Poincare、Ramond
(1860−1934)
フランスの政治家;大戦期間中通しての大統領
ロレーヌ・バルレダックで生まれた。10歳のときプロイセン軍がロレーヌに進駐して来たのを目撃したという。その後家族はパリに移住した。
参議院に1887年当選し5年後教育相となった。その後蔵相もつとめるが、1896年引退し、弁護士となった。

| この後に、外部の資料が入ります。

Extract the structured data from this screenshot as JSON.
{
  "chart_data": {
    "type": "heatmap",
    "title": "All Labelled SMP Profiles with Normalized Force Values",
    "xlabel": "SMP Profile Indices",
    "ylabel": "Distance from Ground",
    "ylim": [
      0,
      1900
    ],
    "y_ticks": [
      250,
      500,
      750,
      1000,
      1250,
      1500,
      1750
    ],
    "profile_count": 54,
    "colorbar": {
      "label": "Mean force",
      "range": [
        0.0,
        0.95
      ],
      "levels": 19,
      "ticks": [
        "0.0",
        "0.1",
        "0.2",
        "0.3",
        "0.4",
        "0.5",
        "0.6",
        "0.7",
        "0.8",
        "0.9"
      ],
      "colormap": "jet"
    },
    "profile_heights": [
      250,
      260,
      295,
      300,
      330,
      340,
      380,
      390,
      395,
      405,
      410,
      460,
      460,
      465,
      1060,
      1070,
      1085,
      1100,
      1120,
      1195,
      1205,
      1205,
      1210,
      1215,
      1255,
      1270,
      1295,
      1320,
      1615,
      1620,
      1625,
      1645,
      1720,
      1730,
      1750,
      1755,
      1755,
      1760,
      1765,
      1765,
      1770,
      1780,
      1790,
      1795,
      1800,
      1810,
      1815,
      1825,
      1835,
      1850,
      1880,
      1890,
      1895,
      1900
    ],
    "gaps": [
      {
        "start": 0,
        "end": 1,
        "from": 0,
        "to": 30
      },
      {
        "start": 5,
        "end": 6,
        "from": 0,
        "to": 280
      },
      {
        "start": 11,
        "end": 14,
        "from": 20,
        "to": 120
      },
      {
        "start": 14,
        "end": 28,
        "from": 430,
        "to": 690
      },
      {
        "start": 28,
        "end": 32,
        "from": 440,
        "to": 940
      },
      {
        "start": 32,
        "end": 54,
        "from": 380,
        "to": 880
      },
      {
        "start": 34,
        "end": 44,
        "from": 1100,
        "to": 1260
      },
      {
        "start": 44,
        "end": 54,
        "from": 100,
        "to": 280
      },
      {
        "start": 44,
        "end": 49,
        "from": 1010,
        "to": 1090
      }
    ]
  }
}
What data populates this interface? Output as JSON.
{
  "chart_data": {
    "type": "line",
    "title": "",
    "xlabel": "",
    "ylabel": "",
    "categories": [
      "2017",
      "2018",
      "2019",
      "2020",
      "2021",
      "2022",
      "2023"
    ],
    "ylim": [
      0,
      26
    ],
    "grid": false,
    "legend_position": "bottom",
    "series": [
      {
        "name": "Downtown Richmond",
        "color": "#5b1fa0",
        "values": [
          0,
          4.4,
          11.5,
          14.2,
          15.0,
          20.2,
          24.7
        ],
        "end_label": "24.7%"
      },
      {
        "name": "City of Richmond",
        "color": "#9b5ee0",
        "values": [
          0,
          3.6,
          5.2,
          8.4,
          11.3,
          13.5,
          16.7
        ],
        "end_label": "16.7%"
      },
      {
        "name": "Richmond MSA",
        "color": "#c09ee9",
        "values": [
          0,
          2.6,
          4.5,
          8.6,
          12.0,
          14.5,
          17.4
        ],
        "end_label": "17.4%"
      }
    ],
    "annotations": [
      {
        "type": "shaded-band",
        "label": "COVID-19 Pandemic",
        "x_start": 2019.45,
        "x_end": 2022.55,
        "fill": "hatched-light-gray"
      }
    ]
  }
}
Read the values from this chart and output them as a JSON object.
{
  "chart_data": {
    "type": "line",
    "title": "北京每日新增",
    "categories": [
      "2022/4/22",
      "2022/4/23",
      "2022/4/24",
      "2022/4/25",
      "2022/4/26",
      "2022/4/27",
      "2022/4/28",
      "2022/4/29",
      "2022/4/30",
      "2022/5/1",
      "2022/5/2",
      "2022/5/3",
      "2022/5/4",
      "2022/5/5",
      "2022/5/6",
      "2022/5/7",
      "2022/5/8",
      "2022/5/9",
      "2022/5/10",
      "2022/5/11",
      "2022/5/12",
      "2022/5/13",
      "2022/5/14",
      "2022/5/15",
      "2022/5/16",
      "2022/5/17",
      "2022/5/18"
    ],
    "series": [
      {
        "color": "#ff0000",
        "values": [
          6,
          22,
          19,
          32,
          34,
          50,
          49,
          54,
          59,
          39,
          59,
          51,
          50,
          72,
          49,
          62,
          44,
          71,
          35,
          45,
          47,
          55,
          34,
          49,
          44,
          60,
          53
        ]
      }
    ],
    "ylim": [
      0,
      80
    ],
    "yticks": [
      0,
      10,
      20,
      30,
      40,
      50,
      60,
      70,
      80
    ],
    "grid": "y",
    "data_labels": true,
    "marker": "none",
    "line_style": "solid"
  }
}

弁護士として金銭的に成功したあと1912年首相となった。1913年突然飾り物でしかないと思われていた、大統領選に立候補当選した。
しかし第1次大戦の勃発とともに大統領職の有り方も変貌した。ポアンカレは第1次大戦中通して主用交戦国で唯一文民最高ポストに止まった政治家であった。
しばしば議会が中断を余儀なくされるなかで、首相と参謀総長の選任に影響力を発揮した。参謀総長選任はニベルを除いて、成功したのではないかと思われる。
それでもクレマンソーを首相に選任したあと影響力は衰えたが、対独強硬姿勢では一致し戦後も20年代を通してフランス政界の第一人者であり続けた。パリ講和会議では主役をクレマンソーに譲ったが、ベルサイユ条約の非現実的な条項の責任は免れない。
クレマンソーが1920年の選挙で破れた後首相に復帰、1923年のルール占領を主導した。しかしこの時はイギリスとアメリカの支持を得られず、不本意な形で撤兵せざるを得なかった。
一方第3共和制の初代大統領ティエールの公式伝記作家であり、文才も認められるところだ。最もティエールの国家主義の本領を引き継いだとの声もある。
ポアンカレの1920年代のフランスの政策は国力を越えた虚勢を張っただけだとの声が歴史家に存在する。もちろん国策を安全保障に全て従属させるか否かは議論が分かれる。ただ戦勝国が勝利のあと安全保障が最大眼目となる状態が正常でないとも言える。国民は「フランスの弁護人」というあだ名をつけた。
私生活は吝嗇と言える程潔癖で、大統領などの公職についたあとも手紙は全て手書きでかつ私用の手紙を投函する際は、使送人にポケットマネーを支払った。